Norman Mailer, l’imprécateur d’une Amérique en crise

Dans moins d'un an, nous fêterons le centenaire de Norman Mailer (1923-2007), le trublion des lettres américaines, avant de savourer les agapes de cette  figure incontournable de la littérature du XXème siècle, retour sur  l'œuvre, la vie et les points de vue d' un auteur hors-norme. Homme de tous les écarts mais fidèle à ses inconstances, il n’a jamais caché l’ambivalence des sentiments qu’il éprouvait pour sa vieille Amérique, ce pays aimé autant qu’haï auquel il a taillé un costume flambant neuf aux dimensions de sa démesure et de ses contradictions par ses pamphlets vengeurs (Pourquoi sommes-nous au Vietnam?), ses romans subversifs (Le chant du bourreau) et ses articles lumineux (sur Oswald, Nixon ou Reagan) réunis aux éditions des Belles Lettres en 1999.

Crochet du style et direct de la prose, Mailer, solide et tendu comme les cordages dans lesquels il aimait se faire photographier pour promouvoir ses romans, en aura fait voir à sa nation chérie, dans un corps à corps éprouvant avec les points aveugles de son idéologie. Fort en gueule plus que fort en thème (car il ne s'embarrasse pas de fioritures), il travaillera jusqu’au bout cette image d’anarchiste enflammé, devenant une figure incontournable de la contre-culture (il créera le Village Voice) aux côtés de Truman Capote, de Hunter S. Thompson et du Tom Wolf des premières années.

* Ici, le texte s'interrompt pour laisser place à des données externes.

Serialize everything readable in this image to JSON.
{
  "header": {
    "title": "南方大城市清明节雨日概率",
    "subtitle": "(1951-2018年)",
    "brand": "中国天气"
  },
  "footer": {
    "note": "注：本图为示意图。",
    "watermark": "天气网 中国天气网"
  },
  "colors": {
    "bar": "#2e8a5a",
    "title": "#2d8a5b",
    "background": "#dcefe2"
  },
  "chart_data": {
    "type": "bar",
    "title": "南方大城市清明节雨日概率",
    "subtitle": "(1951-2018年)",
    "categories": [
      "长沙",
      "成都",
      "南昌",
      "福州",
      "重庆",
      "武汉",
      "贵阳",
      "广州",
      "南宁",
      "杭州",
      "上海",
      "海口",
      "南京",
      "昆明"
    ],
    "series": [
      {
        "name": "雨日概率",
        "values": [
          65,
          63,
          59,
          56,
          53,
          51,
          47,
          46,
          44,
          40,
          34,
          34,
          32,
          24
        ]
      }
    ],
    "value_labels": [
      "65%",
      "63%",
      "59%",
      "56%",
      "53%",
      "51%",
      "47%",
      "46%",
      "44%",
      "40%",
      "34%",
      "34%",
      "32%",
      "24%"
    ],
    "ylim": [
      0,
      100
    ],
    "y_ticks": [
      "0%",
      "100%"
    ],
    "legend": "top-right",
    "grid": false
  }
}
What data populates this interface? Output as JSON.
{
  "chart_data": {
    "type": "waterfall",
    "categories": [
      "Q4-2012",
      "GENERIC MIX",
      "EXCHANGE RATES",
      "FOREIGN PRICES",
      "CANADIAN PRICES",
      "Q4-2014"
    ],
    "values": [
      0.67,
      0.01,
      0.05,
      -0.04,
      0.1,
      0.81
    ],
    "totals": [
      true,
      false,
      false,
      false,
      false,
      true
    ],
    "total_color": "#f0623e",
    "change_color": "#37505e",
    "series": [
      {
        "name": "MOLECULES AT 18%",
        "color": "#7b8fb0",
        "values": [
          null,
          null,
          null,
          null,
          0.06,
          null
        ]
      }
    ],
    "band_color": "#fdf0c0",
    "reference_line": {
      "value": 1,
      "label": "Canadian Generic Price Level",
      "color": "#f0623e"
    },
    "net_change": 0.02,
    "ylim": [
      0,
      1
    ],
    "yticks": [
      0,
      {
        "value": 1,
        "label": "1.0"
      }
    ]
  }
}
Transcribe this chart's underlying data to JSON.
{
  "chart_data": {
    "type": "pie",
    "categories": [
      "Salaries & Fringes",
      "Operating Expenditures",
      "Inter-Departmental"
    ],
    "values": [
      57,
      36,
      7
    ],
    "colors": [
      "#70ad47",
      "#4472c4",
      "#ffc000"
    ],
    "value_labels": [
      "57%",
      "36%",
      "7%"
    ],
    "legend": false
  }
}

Le succès foudroyant de son premier roman les Nus et les Morts sera à la mesure du dézinguage en règle subi par son deuxième opus,  phénomène typiquement américain, la réception d’un auteur devant beaucoup à l’influence des opinions makers, l’équivalent lointain de nos critiques littéraires,  faiseurs de pluie plus que de beau temps dans les colonnes d’une presse à grand tirage qui n’a jamais fait grand cas de la littérature.

Pour éviter que ne se reproduise ce genre de déconvenue, Norman Mailer prendra soin de promouvoir son image d’enfant rebelle en émaillant sa carrière littéraire de scandales en tous genres et de provocations diverses, au risque de passer pour un histrion aux yeux du grand public. Défiant la police, narguant les politiques, invectivant les médias dès qu’on lui tendait un micro (ou qu’il le saisissait de lui-même), ses prises de positions radicales, contre la raison d’Etat notamment,  lui causeront pas mal de déboires. L’homme aux cheveux en bataille et au regard perçant, laissant toujours traîner un petit sourire après avoir balancé ses vacheries,  est pourtant bien plus complexe qu’il n’y paraît.

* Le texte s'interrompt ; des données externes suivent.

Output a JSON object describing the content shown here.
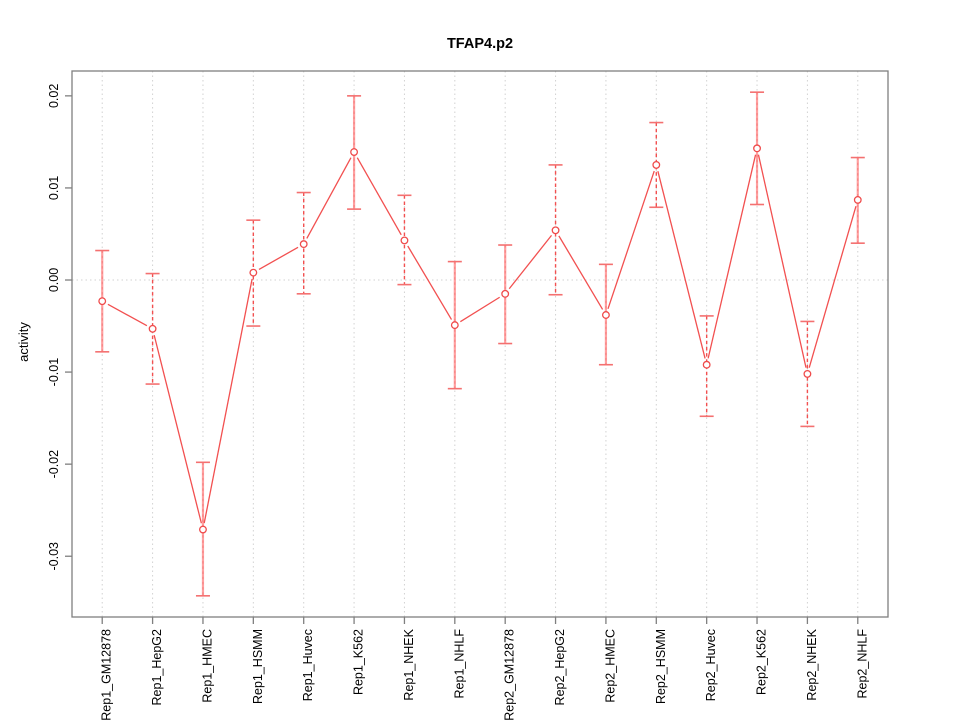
{
  "window": {
    "background_color": "#ffffff"
  },
  "chart_data": {
    "type": "line",
    "title": "TFAP4.p2",
    "xlabel": "",
    "ylabel": "activity",
    "legend": "none",
    "grid": {
      "vertical_dotted_at_each_category": true,
      "horizontal_dotted_at_zero": true
    },
    "marker": "open-circle",
    "error_bars": true,
    "categories": [
      "Rep1_GM12878",
      "Rep1_HepG2",
      "Rep1_HMEC",
      "Rep1_HSMM",
      "Rep1_Huvec",
      "Rep1_K562",
      "Rep1_NHEK",
      "Rep1_NHLF",
      "Rep2_GM12878",
      "Rep2_HepG2",
      "Rep2_HMEC",
      "Rep2_HSMM",
      "Rep2_Huvec",
      "Rep2_K562",
      "Rep2_NHEK",
      "Rep2_NHLF"
    ],
    "series": [
      {
        "name": "activity",
        "values": [
          -0.0023,
          -0.0053,
          -0.0271,
          0.0008,
          0.0039,
          0.0139,
          0.0043,
          -0.0049,
          -0.0015,
          0.0054,
          -0.0038,
          0.0125,
          -0.0092,
          0.0143,
          -0.0102,
          0.0087
        ],
        "upper": [
          0.0032,
          0.0007,
          -0.0198,
          0.0065,
          0.0095,
          0.02,
          0.0092,
          0.002,
          0.0038,
          0.0125,
          0.0017,
          0.0171,
          -0.0039,
          0.0204,
          -0.0045,
          0.0133
        ],
        "lower": [
          -0.0078,
          -0.0113,
          -0.0343,
          -0.005,
          -0.0015,
          0.0077,
          -0.0005,
          -0.0118,
          -0.0069,
          -0.0016,
          -0.0092,
          0.0079,
          -0.0148,
          0.0082,
          -0.0159,
          0.004
        ],
        "stem_styles": [
          "solid",
          "dashed",
          "solid",
          "dashed",
          "dashed",
          "solid",
          "dashed",
          "solid",
          "solid",
          "dashed",
          "solid",
          "dashed",
          "dashed",
          "solid",
          "dashed",
          "solid"
        ]
      }
    ],
    "ylim": [
      -0.0366,
      0.0227
    ],
    "yticks": [
      0.02,
      0.01,
      0,
      -0.01,
      -0.02,
      -0.03
    ],
    "ytick_labels": [
      "0.02",
      "0.01",
      "0.00",
      "-0.01",
      "-0.02",
      "-0.03"
    ],
    "colors": {
      "line": "#f25050",
      "point_stroke": "#ef4b4b",
      "point_fill": "#ffffff",
      "stem_solid": "#ffa0a0",
      "stem_overlay": "#e86060",
      "cap": "#f47070",
      "grid": "#d2d2d2",
      "box": "#7f7f7f",
      "tick": "#7f7f7f",
      "text": "#000000"
    }
  }
}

Ode au guerrier récalcitrant

Pour ce dernier, qui disait à 15 ans dans une lettre à sa mère pouvoir rivaliser avec Maïmonide, Einstein et Karl Marx (ses maîtres à penser), tout événement historique est d’abord un matériau propice à travailler son écriture, urgente, concrète et abrasive. De la matière, l’expérience de la guerre sur un atoll japonais lui en fournira et de la plus brûlante. Après avoir procédé au relevé clinique des événements, tel Hemingway ou Dos Passos, méthode glaciale qui le fera passer pour un type insensible, il passera au tamis de son ironie triste les idéologies à l’œuvre, mettant à jour un certain nombre d’impensés de la psyché américaine dont la paranoïa et son corollaire, la violence, en tout cas, un certain désir de violence, qui lui semble dans sa typologie, n’appartenir qu’à l’Amérique contemporaine.

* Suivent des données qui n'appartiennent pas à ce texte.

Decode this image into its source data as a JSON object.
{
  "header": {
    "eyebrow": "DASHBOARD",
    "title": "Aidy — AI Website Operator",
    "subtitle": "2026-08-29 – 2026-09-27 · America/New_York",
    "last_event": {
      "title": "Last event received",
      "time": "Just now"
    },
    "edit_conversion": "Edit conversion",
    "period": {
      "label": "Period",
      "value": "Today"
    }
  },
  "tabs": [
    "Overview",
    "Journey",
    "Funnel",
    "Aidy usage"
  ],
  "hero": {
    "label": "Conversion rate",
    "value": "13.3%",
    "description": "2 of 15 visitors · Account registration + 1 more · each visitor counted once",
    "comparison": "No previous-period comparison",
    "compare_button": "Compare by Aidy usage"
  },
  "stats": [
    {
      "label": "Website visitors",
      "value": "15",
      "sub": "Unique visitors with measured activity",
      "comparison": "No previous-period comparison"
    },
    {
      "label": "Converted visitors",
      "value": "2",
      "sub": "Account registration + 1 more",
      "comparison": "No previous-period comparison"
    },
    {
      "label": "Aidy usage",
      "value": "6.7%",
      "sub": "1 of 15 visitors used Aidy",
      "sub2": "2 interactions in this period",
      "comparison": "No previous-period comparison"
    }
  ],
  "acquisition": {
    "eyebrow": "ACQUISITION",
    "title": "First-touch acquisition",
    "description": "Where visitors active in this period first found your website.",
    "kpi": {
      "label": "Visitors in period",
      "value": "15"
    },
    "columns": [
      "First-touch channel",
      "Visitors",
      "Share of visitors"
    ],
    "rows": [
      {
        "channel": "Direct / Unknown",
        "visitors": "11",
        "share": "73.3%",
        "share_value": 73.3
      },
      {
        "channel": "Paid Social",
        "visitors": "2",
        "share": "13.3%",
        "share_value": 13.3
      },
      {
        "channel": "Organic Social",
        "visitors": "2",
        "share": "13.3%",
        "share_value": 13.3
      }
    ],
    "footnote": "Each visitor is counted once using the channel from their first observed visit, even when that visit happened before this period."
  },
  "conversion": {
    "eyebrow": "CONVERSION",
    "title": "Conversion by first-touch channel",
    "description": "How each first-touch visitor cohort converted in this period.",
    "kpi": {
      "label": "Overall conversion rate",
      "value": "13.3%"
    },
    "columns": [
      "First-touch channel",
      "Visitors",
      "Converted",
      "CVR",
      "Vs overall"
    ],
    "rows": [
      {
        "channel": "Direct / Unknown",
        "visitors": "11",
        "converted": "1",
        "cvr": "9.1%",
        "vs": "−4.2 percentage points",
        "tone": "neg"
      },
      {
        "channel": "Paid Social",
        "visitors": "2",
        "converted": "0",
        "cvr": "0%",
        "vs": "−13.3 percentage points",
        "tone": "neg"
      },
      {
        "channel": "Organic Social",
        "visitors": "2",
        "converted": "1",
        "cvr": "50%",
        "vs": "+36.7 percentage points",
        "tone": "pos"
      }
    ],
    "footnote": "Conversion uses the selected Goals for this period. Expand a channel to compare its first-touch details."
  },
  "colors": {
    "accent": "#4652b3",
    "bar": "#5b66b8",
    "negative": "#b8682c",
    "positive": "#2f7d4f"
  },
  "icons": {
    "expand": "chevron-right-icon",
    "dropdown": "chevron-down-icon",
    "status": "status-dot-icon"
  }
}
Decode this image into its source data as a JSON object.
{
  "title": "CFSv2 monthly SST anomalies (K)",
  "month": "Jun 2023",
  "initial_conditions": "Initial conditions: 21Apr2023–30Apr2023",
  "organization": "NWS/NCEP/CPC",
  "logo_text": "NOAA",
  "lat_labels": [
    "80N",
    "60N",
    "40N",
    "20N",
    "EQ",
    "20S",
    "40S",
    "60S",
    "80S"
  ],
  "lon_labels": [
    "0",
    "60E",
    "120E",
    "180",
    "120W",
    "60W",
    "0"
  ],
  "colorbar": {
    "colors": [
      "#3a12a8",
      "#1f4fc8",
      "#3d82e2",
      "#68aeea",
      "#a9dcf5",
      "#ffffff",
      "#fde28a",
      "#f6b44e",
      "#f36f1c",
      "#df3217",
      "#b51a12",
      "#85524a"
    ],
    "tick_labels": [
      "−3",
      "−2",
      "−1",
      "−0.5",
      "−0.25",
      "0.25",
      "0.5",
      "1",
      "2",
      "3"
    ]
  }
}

 Physionomie de la paranoïa, généalogie de la violence

 La paranoïa résulte selon lui d’un  désir irrépressible de chercher le conflit, réflexe d’une nation qui ne peut s’empêcher d’ éprouver, après une époque de forte prospérité qu’elle n’espérait plus,  le besoin de se fabriquer des ennemis, tout ce qui peut menacer son hégémonie culturelle et sa suprématie économique constituant le prétexte parfait pour déclarer la guerre aux pays qui se risquent à remettre en question la légitimité de ses principes, de Cuba au Vietnam, entre autres.

Quant à la violence tapie à chaque angle de rue et dans le plus petit recoin d’espace mental, c’est le désir inassumé de retrouver les sensations primitives qu’un monde désincarné, symbolisé par l’omniprésence de la matière plastique, a contribué à étouffer, qui en serait la cause. Cet empire du faux, ce cauchemar climatisé, ce monstre doux (Enzo Traverso) émousse les sensations de l’Américain moyen qui n’en peut plus de ferrailler dans les limites de son puritanisme, auquel il consent cependant, qu’il promotionne et dont il souffre dans sa chair, relevant de la plus pure hypocrisie derrière un moralisme de façade, aboutissant de ce fait à un refoulement mortifère dont la guerre froide symbolise  l’apogée.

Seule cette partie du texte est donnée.